Emendamento per bagno per disabili bocciata dal Consiglio Comunale

Illustrare  in Consiglio le richieste che sono arrivate da una persona con disabilità e di conseguenza presentare un emendamento per l’acquisto di un bagno mobile, completo di rampa di accesso, da posizionare al Palafiori o in p.zza Colombo (utilizzando l’avanzo di bilancio) per  sopperire a delle gravi carenze dell’amministrazione per il PD significa: “voler mettere bandierine politiche sui problemi dei disabili.” 
C’è il video con la presentazione dell’emendamento e anche l’intervento della nostra portavoce in Consiglio Comunale, che risponde ai vari attacchi, in modo che tutti possano farsi un’idea in merito.
Farsi portavoce di gravi problematiche che arrivano come segnalazioni, esporle in Consiglio comunale ed illustrare le soluzioni che vengono proposte proprio da chi le vive è voler mettere le bandierine? Oppure è semplicemente ascoltare i cittadini e portare la loro voce in Consiglio, trovare insieme delle soluzioni facilmente attuabili  ed immediatamente operative,  trovando anche la copertura contabile?
Difficile da comprendere da questa amministrazione che è lontana anni luce dai cittadini.

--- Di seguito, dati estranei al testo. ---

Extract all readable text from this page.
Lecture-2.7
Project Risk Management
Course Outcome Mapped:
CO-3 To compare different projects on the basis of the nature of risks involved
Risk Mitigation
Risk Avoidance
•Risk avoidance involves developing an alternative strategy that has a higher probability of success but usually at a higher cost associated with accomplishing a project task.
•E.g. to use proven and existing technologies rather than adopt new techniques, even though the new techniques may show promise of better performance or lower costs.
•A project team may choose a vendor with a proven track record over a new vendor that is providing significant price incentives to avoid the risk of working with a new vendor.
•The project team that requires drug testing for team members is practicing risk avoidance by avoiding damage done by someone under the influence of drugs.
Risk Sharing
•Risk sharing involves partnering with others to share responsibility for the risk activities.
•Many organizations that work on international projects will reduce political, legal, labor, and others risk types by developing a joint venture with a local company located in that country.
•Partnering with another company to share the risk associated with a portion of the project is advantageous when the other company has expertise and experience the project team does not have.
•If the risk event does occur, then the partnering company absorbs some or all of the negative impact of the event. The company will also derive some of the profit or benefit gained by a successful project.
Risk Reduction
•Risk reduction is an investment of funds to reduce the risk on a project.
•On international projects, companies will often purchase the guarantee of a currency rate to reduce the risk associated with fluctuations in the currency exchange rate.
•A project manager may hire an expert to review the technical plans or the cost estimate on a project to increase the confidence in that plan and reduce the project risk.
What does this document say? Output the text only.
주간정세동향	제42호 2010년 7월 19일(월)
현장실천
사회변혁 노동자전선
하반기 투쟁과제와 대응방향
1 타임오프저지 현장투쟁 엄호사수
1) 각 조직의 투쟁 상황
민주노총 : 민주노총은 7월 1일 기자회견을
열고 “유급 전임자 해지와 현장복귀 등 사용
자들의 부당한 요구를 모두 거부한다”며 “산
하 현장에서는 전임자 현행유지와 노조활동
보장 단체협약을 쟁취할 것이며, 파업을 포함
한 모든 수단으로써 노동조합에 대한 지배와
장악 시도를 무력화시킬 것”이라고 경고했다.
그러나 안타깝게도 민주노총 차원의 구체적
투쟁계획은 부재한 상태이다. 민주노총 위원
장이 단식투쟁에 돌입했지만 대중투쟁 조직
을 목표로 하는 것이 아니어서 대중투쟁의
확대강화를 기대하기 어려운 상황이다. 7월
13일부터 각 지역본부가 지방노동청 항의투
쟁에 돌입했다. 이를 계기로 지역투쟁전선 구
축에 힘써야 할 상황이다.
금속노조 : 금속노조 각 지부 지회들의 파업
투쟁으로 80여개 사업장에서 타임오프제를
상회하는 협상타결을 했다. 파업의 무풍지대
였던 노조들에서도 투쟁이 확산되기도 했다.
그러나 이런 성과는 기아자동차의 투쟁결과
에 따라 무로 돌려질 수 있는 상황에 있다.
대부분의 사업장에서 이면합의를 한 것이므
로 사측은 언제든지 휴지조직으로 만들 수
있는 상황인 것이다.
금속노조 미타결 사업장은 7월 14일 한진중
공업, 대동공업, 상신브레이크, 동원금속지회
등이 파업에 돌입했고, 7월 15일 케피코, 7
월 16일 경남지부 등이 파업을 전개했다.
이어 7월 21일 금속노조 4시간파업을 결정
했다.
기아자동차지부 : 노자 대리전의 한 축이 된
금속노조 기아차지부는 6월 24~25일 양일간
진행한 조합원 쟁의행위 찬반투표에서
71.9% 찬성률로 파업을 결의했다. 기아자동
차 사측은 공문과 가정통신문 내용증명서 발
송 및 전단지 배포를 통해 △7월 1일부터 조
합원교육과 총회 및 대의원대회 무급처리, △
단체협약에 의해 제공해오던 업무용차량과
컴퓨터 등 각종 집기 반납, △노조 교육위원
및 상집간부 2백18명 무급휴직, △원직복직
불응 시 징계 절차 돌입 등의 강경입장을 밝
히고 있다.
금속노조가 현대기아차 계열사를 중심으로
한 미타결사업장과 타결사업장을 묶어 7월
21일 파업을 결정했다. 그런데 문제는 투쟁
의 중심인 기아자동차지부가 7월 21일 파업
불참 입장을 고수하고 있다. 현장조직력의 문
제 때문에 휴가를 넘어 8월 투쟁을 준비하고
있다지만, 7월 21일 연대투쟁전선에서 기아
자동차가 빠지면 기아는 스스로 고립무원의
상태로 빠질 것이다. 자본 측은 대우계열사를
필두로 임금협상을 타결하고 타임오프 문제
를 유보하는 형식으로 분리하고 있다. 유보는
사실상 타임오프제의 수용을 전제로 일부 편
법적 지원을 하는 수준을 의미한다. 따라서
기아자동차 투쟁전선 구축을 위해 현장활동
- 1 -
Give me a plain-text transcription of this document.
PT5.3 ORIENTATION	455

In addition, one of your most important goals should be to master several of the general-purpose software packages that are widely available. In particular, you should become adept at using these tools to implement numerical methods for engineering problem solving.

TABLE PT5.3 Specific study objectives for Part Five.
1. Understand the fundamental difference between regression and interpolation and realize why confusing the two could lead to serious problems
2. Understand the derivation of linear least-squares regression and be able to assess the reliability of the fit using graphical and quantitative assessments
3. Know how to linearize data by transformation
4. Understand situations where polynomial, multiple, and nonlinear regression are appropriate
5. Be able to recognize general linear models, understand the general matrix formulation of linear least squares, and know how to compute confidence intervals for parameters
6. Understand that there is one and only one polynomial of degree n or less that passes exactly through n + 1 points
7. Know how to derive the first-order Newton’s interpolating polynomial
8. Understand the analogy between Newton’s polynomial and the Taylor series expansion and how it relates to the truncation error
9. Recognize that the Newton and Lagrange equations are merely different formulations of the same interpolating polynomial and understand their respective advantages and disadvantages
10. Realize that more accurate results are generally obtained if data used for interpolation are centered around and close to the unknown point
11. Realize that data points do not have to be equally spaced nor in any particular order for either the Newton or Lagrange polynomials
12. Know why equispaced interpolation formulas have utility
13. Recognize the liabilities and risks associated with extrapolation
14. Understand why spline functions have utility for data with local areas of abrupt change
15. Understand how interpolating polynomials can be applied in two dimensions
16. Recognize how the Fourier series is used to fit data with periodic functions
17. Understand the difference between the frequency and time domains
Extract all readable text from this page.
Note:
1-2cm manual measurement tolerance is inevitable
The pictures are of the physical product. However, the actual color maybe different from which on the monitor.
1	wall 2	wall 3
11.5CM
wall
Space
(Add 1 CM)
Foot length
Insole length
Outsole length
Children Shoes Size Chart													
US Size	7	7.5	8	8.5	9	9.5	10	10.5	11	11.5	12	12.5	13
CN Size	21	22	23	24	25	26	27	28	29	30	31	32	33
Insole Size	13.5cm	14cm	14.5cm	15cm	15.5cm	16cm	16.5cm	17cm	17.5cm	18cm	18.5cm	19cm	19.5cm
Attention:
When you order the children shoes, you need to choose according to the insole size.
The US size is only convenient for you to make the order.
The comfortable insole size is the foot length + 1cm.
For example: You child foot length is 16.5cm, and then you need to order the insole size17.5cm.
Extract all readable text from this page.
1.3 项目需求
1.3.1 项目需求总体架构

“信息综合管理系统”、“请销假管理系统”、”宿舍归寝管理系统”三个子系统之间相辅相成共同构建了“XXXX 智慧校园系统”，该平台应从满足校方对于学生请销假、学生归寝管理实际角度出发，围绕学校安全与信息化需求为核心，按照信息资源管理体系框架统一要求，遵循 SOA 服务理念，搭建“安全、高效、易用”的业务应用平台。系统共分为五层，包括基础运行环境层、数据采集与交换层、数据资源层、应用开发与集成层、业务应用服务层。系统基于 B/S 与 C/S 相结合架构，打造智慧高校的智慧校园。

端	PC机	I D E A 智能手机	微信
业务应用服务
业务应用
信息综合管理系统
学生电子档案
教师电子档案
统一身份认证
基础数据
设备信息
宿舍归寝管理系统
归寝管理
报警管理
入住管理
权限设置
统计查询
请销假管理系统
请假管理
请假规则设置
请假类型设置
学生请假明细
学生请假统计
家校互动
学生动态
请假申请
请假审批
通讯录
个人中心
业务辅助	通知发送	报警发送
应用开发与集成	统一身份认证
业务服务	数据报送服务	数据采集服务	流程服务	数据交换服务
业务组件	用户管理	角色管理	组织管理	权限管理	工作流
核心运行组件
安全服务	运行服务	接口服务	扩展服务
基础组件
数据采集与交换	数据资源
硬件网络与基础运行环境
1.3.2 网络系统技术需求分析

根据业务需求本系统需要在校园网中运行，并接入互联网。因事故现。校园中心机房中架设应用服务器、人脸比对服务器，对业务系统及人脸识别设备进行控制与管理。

Ieri sera è emerso, grazie alla segnalazione della sig.ra Cinzia, di cui il M5S è stato semplice portavoce, una gravissima problematica che prima non era mai stata presa in considerazione.
Infatti il ns. O.d.G. per attivare il PEBA è stato votato all’unanimità, poi alla presentazione dell’emendamento è successo ‘il delirio’. L’emendamento era il naturale proseguimento dell’O.d.G. che in attesa dell’avvio della progettazione da parte del PEBA poteva essere la soluzione rapida con l’acquisto di un bagno per persone con disabilità da posizionare immediatamente per sopperire a un gravissimo  disagio che era stato denunciato.
Purtroppo  i progetti e le idee, da questa amministrazione,  non vengono valutate soltanto per la loro ‘bontà’ e fattibilità ma sulla base di chi li presenta e ieri sera ne è stata l’ennesima prova, come  le ns. numerose mozioni  che sono ferme in qualche ufficio,  alcune da tre anni, invece di approdare in Consiglio Comunale.